Sulfated metabolites using biotransformation
Sulfated metabolites of several drugs have been produced by microbes in Hypha’s panel, such as O-sulfated metabolites of apomorphine and genistein, Scale-up of the apomorphine biotransformation generated 3.2 mg of the sulfate conjugate for definitive MetID. A glucose conjugate was produced in parallel, demonstrating broader conjugative capabilities of microbial biotransformation.
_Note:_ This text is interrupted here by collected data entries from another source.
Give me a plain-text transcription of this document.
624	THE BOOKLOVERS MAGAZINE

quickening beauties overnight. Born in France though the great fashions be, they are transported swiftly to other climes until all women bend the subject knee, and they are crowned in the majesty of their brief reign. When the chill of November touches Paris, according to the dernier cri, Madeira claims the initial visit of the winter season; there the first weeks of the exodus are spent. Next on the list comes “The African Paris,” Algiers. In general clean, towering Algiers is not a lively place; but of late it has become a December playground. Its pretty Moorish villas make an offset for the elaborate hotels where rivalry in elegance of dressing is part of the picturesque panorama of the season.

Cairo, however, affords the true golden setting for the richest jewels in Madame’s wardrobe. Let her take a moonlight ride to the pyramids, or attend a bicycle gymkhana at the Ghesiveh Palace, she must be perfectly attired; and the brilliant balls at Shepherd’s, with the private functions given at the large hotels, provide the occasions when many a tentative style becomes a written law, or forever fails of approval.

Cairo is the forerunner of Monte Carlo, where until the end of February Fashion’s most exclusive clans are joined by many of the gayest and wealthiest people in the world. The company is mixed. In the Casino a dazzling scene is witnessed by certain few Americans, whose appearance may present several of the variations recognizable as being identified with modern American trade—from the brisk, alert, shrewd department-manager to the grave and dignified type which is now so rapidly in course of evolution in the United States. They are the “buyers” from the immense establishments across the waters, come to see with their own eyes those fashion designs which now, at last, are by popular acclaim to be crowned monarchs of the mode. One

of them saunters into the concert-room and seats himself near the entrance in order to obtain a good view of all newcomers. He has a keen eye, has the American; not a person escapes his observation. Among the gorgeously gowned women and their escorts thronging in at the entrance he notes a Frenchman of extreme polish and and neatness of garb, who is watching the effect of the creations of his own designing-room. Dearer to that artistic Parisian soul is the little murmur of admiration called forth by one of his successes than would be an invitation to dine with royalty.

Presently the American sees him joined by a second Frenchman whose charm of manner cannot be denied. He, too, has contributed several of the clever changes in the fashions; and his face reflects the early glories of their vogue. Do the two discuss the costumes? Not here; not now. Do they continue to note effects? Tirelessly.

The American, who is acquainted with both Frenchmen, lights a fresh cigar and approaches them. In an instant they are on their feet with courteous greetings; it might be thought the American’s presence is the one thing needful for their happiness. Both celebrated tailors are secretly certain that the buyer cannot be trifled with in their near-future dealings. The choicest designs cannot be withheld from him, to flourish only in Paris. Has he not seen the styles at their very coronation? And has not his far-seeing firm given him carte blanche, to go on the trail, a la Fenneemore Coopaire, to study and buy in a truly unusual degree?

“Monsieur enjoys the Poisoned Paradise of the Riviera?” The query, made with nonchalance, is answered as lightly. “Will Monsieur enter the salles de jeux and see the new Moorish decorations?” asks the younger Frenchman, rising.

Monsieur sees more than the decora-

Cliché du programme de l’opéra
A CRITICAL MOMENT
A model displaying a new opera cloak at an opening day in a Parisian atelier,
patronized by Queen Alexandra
To demonstrate N-sulfation, the dopamine receptor antagonist metoclopramide was screened against Hypha’s microbial and S9 panels. Metoclopramide has significant individual variation in metabolism, featuring multiple metabolites generated via both oxidative and conjugative pathways. Argikar et al. reported ten principal metabolites comprising five oxidation products, four glucuronides and one sulfate conjugate. Sulfate conjugation occurs at the primary amine in vivo with marked variability in levels due to polymorphism of human sulfotransferases. The sulfated metabolite of metoclopramide was produced by two fungal species but not detected in in vitro liver S9 incubations, despite being a known circulating metabolite. Glucuronides were produced by both microbial and S9 systems, with several microbes also generating oxidative metabolites and other sugar conjugates.
A project for a large pharma client involved supply of two sulfated metabolites in mg amounts. Following a dual system screening approach, more than 50mg of an O-sulfate was produced from porcine S9 fractions and more than 10mg of an N-sulfate via microbial biotransformation. Employing the best yielding path for creating each sulfated metabolite meant that requirements were successfully met for supply of both metabolites at high purity.
Lorcaserin is a selective 5-HT2C receptor agonist acting on the hypothalamus to reduce appetite and treat obesity, but which has now been withdrawn from the market. Lorcaserin N-sulfamate (M1) is the major circulating metabolite in plasma with lorcaserin N-carbamoyl glucuronide (M5) being the major excretory metabolite in urine. Screening of lorcaserin against Hypha’s panels of microbes and liver S9 preps gave scalable routes to accessing both metabolites.
Access to multiple metabolites needed to support clinical development is not always straightforward, and can sometimes mean that more than one technique needs to be applied to fulfil requirements. In one such project, a US pharma client required > 200 mg of three metabolites of a drug; an N-glucuronide (M1), an indirect O-glucuronide (M2b) and a hydroxylated metabolite (M8b). As part of this project, multiple components of Hypha’s one-stop metabolite shop were employed, including chemical synthesis, microbial biotransformation as well as purification and structure elucidation by NMR.
In Chapter 4 of the book on “Identification and quantification of drugs, metabolites, drug metabolizing enzymes and transporters”, Hypha authors summarise the different methods employed for producing metabolites of drugs, illustrated with representative examples from the literature and work undertaken at Hypha. The chapter also includes a discussion and examples of the use of NMR spectroscopy for structure elucidation of metabolites.